If there is some uncertainty as to whether your household employee’s earnings will be under the withholding threshold, you should withhold the FICA from the beginning of the employment. If it turns out that the threshold is not met, then the withholding can later be refunded to the employee. On the other hand, if you did not withhold initially and the employee’s wages do reach the threshold, make up amounts can be withheld from the pay later on. This may create a problem in that the employee won’t appreciate large unexpected withholding amounts from his or her subsequent pay. You have the option of paying the FICA withholding yourself, but it must be imputed as part of the employee’s payroll.

In addition to withholding the employee’s share of the FICA, you, as an employer, are responsible for paying a matching amount. The FICA tax is divided between social security and Medicare. The social security tax rate is 6.2%, and the Medicare tax rate is 1.45%. These rates apply to both the employee and employer for a total tax rate of 15.3%.

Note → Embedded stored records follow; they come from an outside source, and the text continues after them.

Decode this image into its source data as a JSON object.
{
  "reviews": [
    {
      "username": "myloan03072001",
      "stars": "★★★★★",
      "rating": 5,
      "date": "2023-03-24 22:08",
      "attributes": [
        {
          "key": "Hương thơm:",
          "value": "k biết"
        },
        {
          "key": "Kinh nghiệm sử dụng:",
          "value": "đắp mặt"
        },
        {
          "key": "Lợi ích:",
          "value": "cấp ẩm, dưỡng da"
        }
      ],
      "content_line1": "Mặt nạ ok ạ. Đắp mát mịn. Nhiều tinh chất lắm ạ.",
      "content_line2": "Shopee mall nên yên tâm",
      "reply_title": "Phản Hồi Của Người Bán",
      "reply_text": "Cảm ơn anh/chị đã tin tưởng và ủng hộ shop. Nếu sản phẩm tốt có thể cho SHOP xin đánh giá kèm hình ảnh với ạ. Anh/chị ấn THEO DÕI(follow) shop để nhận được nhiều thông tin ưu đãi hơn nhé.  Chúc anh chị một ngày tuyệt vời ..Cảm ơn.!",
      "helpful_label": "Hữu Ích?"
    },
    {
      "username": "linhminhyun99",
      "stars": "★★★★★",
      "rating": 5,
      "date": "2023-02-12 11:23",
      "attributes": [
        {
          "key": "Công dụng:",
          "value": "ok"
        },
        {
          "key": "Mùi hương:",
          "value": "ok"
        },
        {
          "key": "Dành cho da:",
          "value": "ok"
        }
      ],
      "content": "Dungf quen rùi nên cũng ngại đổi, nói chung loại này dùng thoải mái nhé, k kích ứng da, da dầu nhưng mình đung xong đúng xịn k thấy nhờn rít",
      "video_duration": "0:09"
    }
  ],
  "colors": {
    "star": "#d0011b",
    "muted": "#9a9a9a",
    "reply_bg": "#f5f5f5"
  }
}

Example for 2015: You pay your employee $500 a week and do not withhold income tax. You must withhold a total of $38.25 ($500 x 6.2% plus $500 x 1.45%) for your employee’s share of FICA. Thus, your employee’s net paycheck would be $461.75 ($500 - $38.25). In addition, you must match the $38.25 for a total FICA tax of $76.50.

While unlikely that the annual compensation of any one of your household employees would exceed $200,000, you should be aware that in the event that it does, the employee’s share of the Medicare tax rate increases to 2.35% of the income over $200,000 for that year. The employer’s Medicare tax rate is not increased.

As an employer, you are also required to pay FUTA (federal unemployment) taxes if a total of $1,000 or more in cash wages (excluding the value of food and lodging) is paid to your employees in any calendar quarter of the year. This tax (maximum rate is 6.2%) applies to the first $7,000 of wages paid.

As a household employer, you generally are not required to file any of the usual employment tax returns that a business must file. Instead, obtain an employer identification number (EIN) from the IRS and include payment with your individual tax return (1040) using a Schedule H. However, if you own a business as a sole proprietor in which you have employees, you may include the taxes for your household worker(s) on the FICA and FUTA forms (Forms 940 and 941) that are filed for your business. In that case, the EIN from your sole proprietorship is used to report the taxes for your household employee(s).

You are also required to provide your employee with a Form W-2, if the employee’s wages are subject to FICA or income tax withholding, and file the W-2 with the Social Security Administration. It is also your responsibility to file the appropriate employment-related forms for your state of residence. And while not a tax matter, those individuals hiring a household worker must verify that the employee can legally work in the U.S., and then complete and retain the U.S. Citizenship and Immigration Services’ Form I-9.

Generally, a deduction is not allowed on your income tax return for the household employment taxes paid. However, if the wages paid to a household worker are for qualifying medical care of yourself, your spouse or dependents, or if the payments are eligible for the credit for child and dependent care expenses, you may include your portion of the employment taxes (in addition to the wages) when figuring the medical deduction or child/dependent care credit.